Created attachment 3057 [details] Patch File - Does Not Work Here is the current patch. It is broken for the PgSQL case, getting deadlocks in the _put_tokens and tok_touch_all methods. Need to figure that out before we can do anything else. Although the benchmarks look very good.
I tried pulling out the tok_touch_all code into a stored procedure, looping over the tokens and updating one at a time, but this did not help.
Fixed it by sorting the tokens before passing them into the stored procedure. Running benchmarks now, I'll upload the patch later.
Created attachment 3058 [details] Patch File
I'm very excited about this change. It really speeds up BayesSQL by a large factor 2x for MySQL and 7x for PostgreSQL. Please review for inclusion in 3.1
Created attachment 3059 [details] Patch File for 3.1 Branch Committed to HEAD. Here is the 3.1 branch specific patch. Don't be scared of the size, a large portion of the size is due to copying code that has been working very well in the MySQL.pm module to PgSQL.
I have been working with Michael on this patch. It has been tested by both of us and is found to be a great deal faster when doing bayes against SQL. This patch greatly strengthens bayes support because the SQL modules now perform well enough to be much more useful in big sites.
+1 stored SQL procedures are scary ;)
I have this code running on one of my servers and it works 10x better than 3.1.0pre4. This patch makes bayes/SQL fast enough to move away from the bdb locking headache.
+1 I'm not going to claim that any of the SQL stuff works, just that this patch doesnt appear to break anything that wasnt broken before. :-)

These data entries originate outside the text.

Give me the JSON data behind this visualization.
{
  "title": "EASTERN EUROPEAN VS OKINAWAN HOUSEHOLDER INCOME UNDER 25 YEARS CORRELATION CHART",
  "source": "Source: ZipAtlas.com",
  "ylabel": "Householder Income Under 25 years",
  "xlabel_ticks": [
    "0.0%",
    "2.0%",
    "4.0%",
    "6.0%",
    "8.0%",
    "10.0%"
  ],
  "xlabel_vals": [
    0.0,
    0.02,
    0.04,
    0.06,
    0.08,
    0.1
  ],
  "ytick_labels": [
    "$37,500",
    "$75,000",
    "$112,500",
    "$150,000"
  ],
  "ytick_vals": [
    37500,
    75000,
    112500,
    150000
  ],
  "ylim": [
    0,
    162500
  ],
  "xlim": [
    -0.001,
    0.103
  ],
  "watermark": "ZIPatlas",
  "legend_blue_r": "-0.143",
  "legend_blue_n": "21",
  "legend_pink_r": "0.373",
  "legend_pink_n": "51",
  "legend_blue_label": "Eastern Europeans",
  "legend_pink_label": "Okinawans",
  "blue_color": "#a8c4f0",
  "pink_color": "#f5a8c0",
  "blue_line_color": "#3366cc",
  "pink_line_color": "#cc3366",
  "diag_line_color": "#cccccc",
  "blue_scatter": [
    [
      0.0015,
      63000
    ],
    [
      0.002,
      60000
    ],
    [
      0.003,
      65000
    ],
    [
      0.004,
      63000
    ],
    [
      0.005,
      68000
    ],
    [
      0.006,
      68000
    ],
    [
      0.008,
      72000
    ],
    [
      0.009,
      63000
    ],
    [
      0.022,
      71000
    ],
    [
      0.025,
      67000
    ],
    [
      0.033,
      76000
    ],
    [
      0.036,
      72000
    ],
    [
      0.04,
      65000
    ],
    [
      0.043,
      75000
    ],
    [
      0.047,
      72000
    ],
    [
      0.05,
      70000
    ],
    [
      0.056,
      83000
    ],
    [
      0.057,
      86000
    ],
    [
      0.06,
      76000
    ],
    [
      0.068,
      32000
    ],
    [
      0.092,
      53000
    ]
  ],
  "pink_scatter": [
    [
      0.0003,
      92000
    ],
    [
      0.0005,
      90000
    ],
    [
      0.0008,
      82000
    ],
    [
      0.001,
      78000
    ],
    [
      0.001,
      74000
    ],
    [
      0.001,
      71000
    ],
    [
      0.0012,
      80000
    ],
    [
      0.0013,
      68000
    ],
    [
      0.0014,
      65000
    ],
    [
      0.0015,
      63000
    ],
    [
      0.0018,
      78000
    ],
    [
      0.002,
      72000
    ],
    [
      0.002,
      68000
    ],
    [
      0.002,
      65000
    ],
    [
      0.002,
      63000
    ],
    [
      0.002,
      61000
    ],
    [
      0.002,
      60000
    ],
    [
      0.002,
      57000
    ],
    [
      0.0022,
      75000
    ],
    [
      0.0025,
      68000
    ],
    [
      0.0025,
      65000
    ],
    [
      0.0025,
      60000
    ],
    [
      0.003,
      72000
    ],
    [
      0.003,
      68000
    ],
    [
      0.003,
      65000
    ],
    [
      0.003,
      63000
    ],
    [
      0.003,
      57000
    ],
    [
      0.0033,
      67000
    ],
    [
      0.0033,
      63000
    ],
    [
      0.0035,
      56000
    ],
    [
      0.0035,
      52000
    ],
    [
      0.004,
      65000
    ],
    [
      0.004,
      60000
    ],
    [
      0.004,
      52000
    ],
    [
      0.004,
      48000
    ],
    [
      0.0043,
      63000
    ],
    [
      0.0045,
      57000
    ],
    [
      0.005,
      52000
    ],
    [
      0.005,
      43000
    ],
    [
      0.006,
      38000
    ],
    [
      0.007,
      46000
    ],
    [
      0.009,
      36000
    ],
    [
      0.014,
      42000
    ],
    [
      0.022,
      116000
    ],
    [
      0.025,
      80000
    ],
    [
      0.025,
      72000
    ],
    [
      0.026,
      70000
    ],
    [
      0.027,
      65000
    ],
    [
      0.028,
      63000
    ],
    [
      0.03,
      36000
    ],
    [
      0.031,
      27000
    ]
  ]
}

Created attachment 3073 [details] Patch File This patch fixes an additional bug in SQL.pm which ended up without a _put_tokens method. Now it has one. Same as the other patch, with just a few changes in SQL.pm.
+1
+1 stored procedures kick ass ;)
Sending lib/Mail/SpamAssassin/Bayes.pm Sending lib/Mail/SpamAssassin/BayesStore/DBM.pm Sending lib/Mail/SpamAssassin/BayesStore/MySQL.pm Sending lib/Mail/SpamAssassin/BayesStore/PgSQL.pm Sending lib/Mail/SpamAssassin/BayesStore/SQL.pm Sending lib/Mail/SpamAssassin/BayesStore.pm Sending sql/bayes_pg.sql Transmitting file data ....... Committed revision 231411.